Continuing in my World War II theme recently, I decided to turn in the direction of the Pacific Theater. In that vein, I read William B. Hopkins’ The Pacific War: The Strategy, Politics, and Players that Won the War
Obviously based on the title, Hopkins looks more at the strategy than the nuts and bolts of each campaign in the Pacific. He also describes the politics and key leaders that shaped the strategy. He avoids the chronological approach and focuses on a regional look – this is wise because events were occurring simultaneously across the theater. A chronological approach would be hard to understand in the scope of the war effort because of various events occurring in different places.
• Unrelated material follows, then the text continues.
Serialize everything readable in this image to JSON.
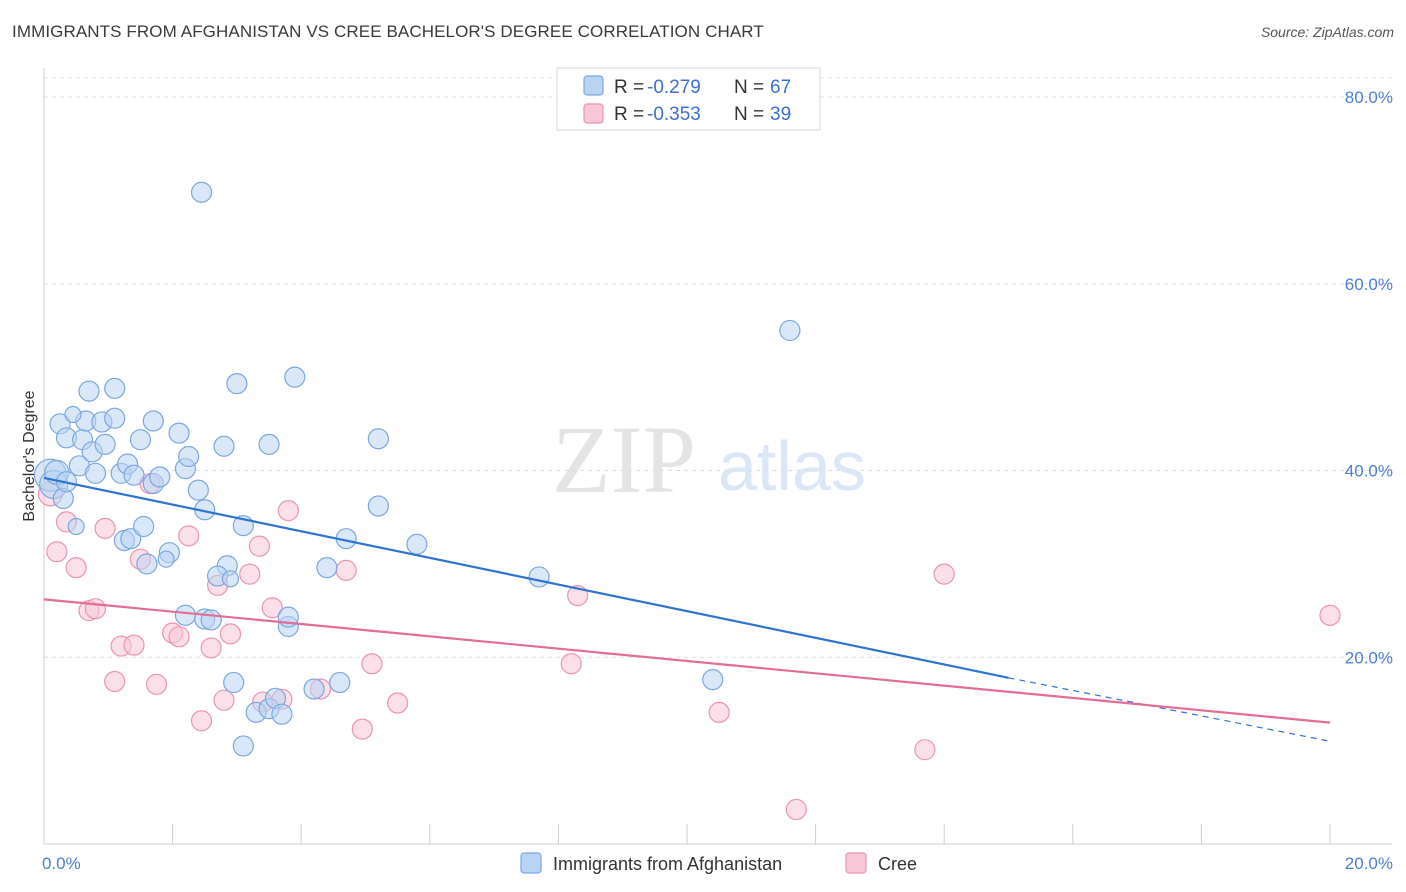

The book contends, rightly so, that the U.S. Navy was the prime reason why we won the war in the Pacific. Without control of the sea (and the air from the aircraft carriers), the U.S. would never have been able to wrest control of the Pacific islands from Japan. The Marines did a lot of the ground fighting – they were helped at significant times by the Army, but for some reason the Army never received the attention that it deserved. Hopkins does give credit to the Army, but I think hesitantly. I say hesitantly because he rightly criticizes MacArthur’s insistence on conquering the Southwest Pacific because that took away resources from the main effort in the Central Pacific. However, MacArthur’s stubbornness should not take away from the hard fighting the Army (and Australian Army) did in conquering New Guinea and the Philippines.
Hopkins does not hold back on his criticism of MacArthur. He acknowledges MacArthur’s intelligence, but he rightly criticizes MacArthur’s penchant to keep the spotlight on himself. MacArthur rarely gave credit to anyone other than his inner circle of advisors. He also refused to give up on his return to the Phillipines at all costs – even when it became evident that the war could have been shortened if the Phillipines were bypassed. He may have been a good leader as a motivator, but he seemed to be a self-absorbed jerk. Hopkins does not refrain from criticizing pompous jerks in the Navy either – Admiral Ernest King was a master of strategy, but he was very prickly. But, I guess, you can’t have a bunch of nice guys and win wars.
The book is 348 pages with 27 black and white photographs. As a particular strength for readers who are not familiar with Pacific geography, Hopkins scatters maps throughout the text – these include regional and island maps.
The Pacific War by William Hopkins is well worth a look.